I answer right away. “Liam! To what do I owe the pleasure?”
“Listen, Logan, I think something huge could be happening at Photogram… in a bad way,” Liam says, sprinting through the sentence and panting when he finishes.
“In a bad way? I don’t follow what you’re saying.” Photogram is always doing something in a bad way, but they also always still come out ahead by very little hard work of their own. What has Liam heard?
“Well, I’m getting word from my other journalist friends that a ton of media outlets are interviewing ex-employees of Photogram who are all jumping ship from the company and speaking publicly against the business practices of their CEO. Supposedly, the entire company is on the verge of bankruptcy. When I heard all of this, I couldn’t help but think back on our conversation a couple of days ago, when you were asking about Photogram,” my cousin explains.
All I manage to respond with is: “Wow.”
This was the last thing I’d expected to be hearing about Photogram. I knew that they’d been engaging in shady behavior and espionage… but for them to straight-up declare bankruptcy? It’s shocking. I wonder now if Dalton Elijah’s questionable business practices were driven not only by arrogance, but by desperation.
“I don’t have all the details, but I wanted to pass what I’ve heard on the grapevine along to you.”
“Well, I appreciate it,” I say, and I mean it. Information is everything in this industry. “Watch out for yourself—and tell Ty I said hello!”
“Thanks, Logan, I know he’ll appreciate that. He’s always liked you, which makes me question his judgement,” Liam teases.
I laugh. “He’s a sucker for a Lexington! Don’t let him near Charles. Mostly because if he so much as touches him, Daniel will end his life on the spot.”
This makes Liam laugh, too. “As if! That pair are too in love with each other to look up and notice whether I have spinach in my teeth. Ty wouldn’t stand a chance!”

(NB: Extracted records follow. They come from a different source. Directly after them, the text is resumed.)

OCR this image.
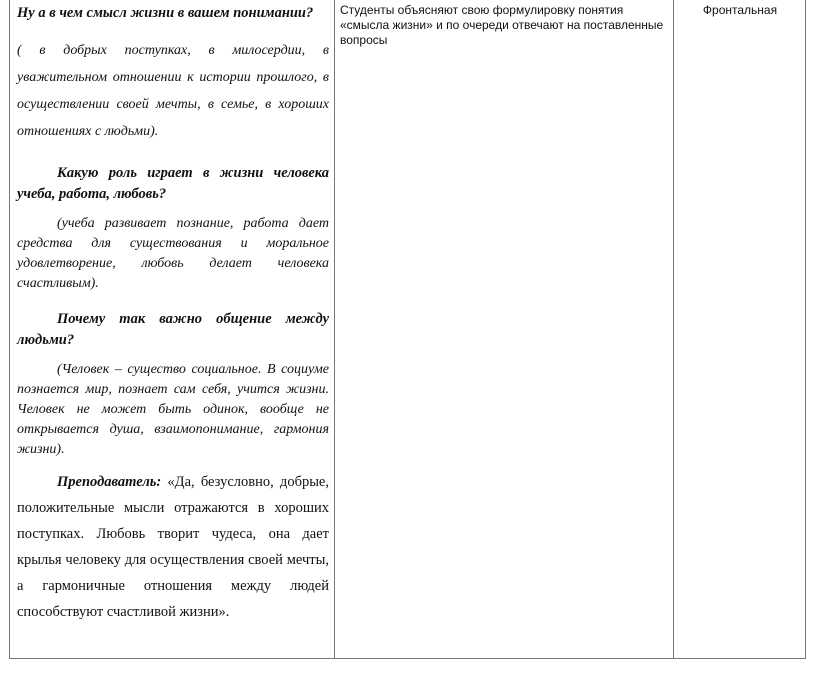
Ну а в чем смысл жизни в вашем понимании?

( в добрых поступках, в милосердии, в уважительном отношении к истории прошлого, в осуществлении своей мечты, в семье, в хороших отношениях с людьми).

Какую роль играет в жизни человека учеба, работа, любовь?

(учеба развивает познание, работа дает средства для существования и моральное удовлетворение, любовь делает человека счастливым).

Почему так важно общение между людьми?

(Человек – существо социальное. В социуме познается мир, познает сам себя, учится жизни. Человек не может быть одинок, вообще не открывается душа, взаимопонимание, гармония жизни).

Преподаватель: «Да, безусловно, добрые, положительные мысли отражаются в хороших поступках. Любовь творит чудеса, она дает крылья человеку для осуществления своей мечты, а гармоничные отношения между людей способствуют счастливой жизни».

Студенты объясняют свою формулировку понятия «смысла жизни» и по очереди отвечают на поставленные вопросы
Фронтальная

I love the levity of this moment, the closeness I feel to my cousin, and I’m flooded with regret that I haven’t made more of an effort to visit my two cousins now that they’re living in the United States. What kind of family member am I?
“Listen, Logan, I need to leave, I’m meeting with my staff in a couple minutes. I’m glad we got to chat for a little. See you in two weeks!”

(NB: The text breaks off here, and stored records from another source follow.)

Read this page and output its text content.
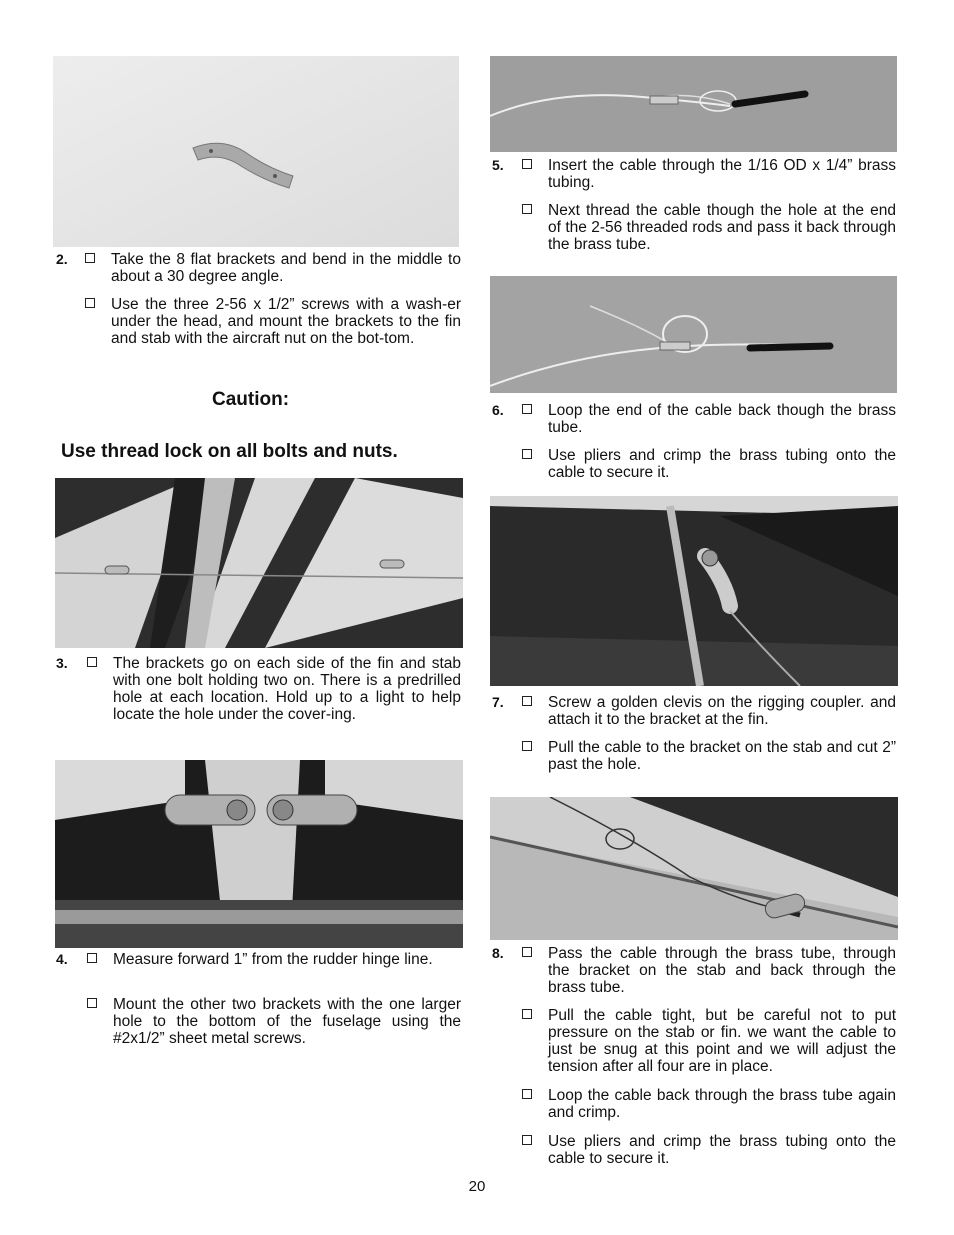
2.	Take the 8 flat brackets and bend in the middle to about a 30 degree angle.
Use the three 2-56 x 1/2” screws with a wash-er under the head, and mount the brackets to the fin and stab with the aircraft nut on the bot-tom.
Caution:
Use thread lock on all bolts and nuts.
3.	The brackets go on each side of the fin and stab with one bolt holding two on. There is a predrilled hole at each location. Hold up to a light to help locate the hole under the cover-ing.
4.	Measure forward 1” from the rudder hinge line.
Mount the other two brackets with the one larger hole to the bottom of the fuselage using the #2x1/2” sheet metal screws.
5.	Insert the cable through the 1/16 OD x 1/4” brass tubing.
Next thread the cable though the hole at the end of the 2-56 threaded rods and pass it back through the brass tube.
6.	Loop the end of the cable back though the brass tube.
Use pliers and crimp the brass tubing onto the cable to secure it.
7.	Screw a golden clevis on the rigging coupler. and attach it to the bracket at the fin.
Pull the cable to the bracket on the stab and cut 2” past the hole.
8.	Pass the cable through the brass tube, through the bracket on the stab and back through the brass tube.
Pull the cable tight, but be careful not to put pressure on the stab or fin. we want the cable to just be snug at this point and we will adjust the tension after all four are in place.
Loop the cable back through the brass tube again and crimp.
Use pliers and crimp the brass tubing onto the cable to secure it.
20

“Bye, Li. Can’t wait to see you,” I respond before ending the call.
I’ve been off the phone with Liam for all of fifteen seconds before Pierre rolls down the partition and cheerily announces: “We have arrived at LexTech, monsieur!”
Indeed we have. Above us is a towering spire of sheet glass and titanium. It’s breathtaking as ever, but my heart doesn’t swell so fully with pride at the sight of my company’s offices. The skyscraper is impressive and a testament to my business acumen, sure, but I’ve had my priorities realigned a little.
Nowadays I’d much prefer for the first thing I see in the morning to be a view of my boyfriend’s tight ass, rather than a view of Lexington Tower.
I look down from the top of the skyscraper and realize the building has been surrounded by police cars. What the hell is going on? I pull out my phone to dial Sue, but before I have the chance she runs up to the side of the car and taps on my window. I jump out of the car.